PAINTER8 - Whisper @ Modart Gallery, Miami
Jul 21 - Sept 7, 2018
Past exhibition: July 2018
Whisper, a mental health awareness art exhibition
The concept explores and presents to the viewer what it is like to live with, or support someone who lives with, mental illness from eight varied perspectives through intimate paintings. This exhibition was informed by research, interviews with clinical experts and lived experience. This exhibition addresses a crucial conversation in today’s society: One in five adults in America experiences a mental illness in any given year and one in 25 adults lives with a serious mental illness such as major depression or bipolar disorder*. People with undiagnosed mental illnesses live in silence, often without a support network or access to adequate resources and treatment.
The exhibition presented more than 24 new artworks created by 8 Canadian contemporary visual artists: Chrissy Cheung (Vancouver), Tom Cummins (Vancouver-Auckland), Gavin Sewell (Montréal-NYC), Jennifer Hamilton (Laurentians-Montréal), Tim Rechner (Edmonton), Dawna Mark (Calgary), Sarah Allen Eagen (NYC) and Craig Talbot (Cardston, AB)
Download the Whisper Exhibition catalogue
Dawna Mark - “Sometimes depression is hard to see, other times it stares you right in the face.”
Craig Talbot - "I am most bothered by the social stigma of mental illness. Despite mental health awareness, if I tell someone I am mentally Ill they look at me with fear and aversion. I hope projects like Whisper and other projects can help raise awareness, and improve the public perception of mental illness.”
Jennifer Hamilton - “Shantih Shantih Shantih” is a wish for peace...Peace for me, Peace for everyone I know, Peace for all sentient beings..
Chrissy Cheung - “There is no such thing as a short story. The more you look, the more you understand. My ruminiation is a tabloid for anxiety and depression.”
Gavin Sewell - ‘’This project makes me feel there’s a relationship between people meeting the challenge of mental illness and making art: both practices aim to balance passion and reason, reality and imagination.’’
Tim Rechner - “Anxiety and depression are subjects I know intimately. The work I’ve created for Whisper is based on personal struggles. It is important for us as artists to address mental illness at this key moment.
Tom Cummins- "It’s not the contortion of reality that makes me anxious, it’s the underpinnings of the concept. I’m interested in the artifacts of our existence, their utility and their symbolism."

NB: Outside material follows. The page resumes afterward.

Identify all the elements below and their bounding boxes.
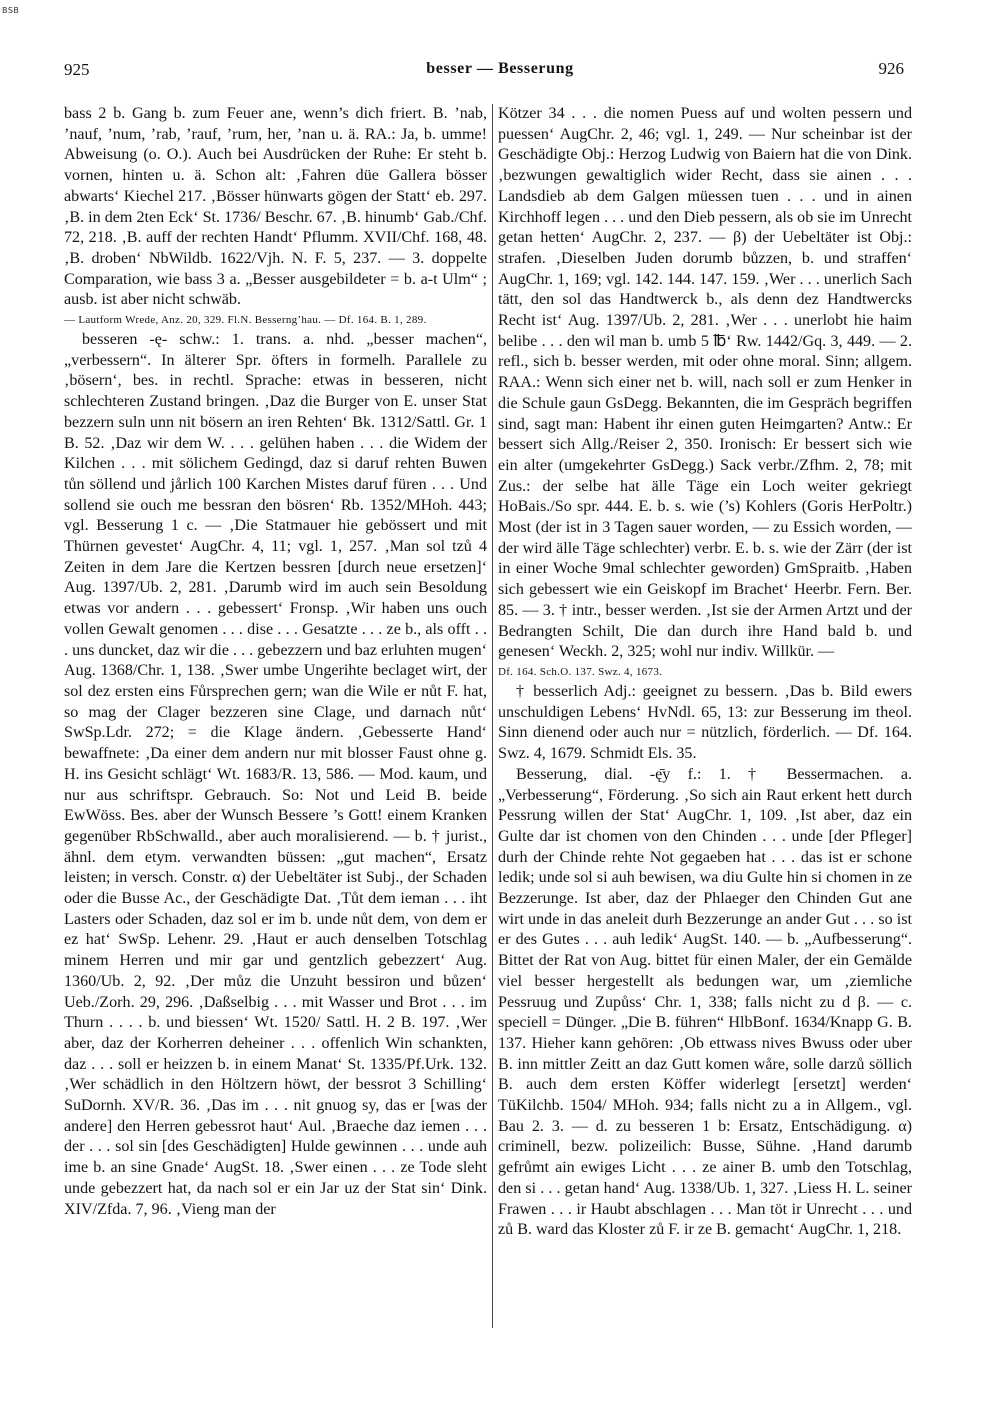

Sarah Allen Eagen- “One of the many challenges of mental illness is that sufferers may “look” sick. Because mental illness is often invisible, people don’t take it seriously. Mental illnesses affect so much more than just the sufferers’ bodies: they affect friendships, relationships and their sense of identity. My paintings use the visual vocabulary of physical illness to describe mental illness and to help give it a physical form and a face.”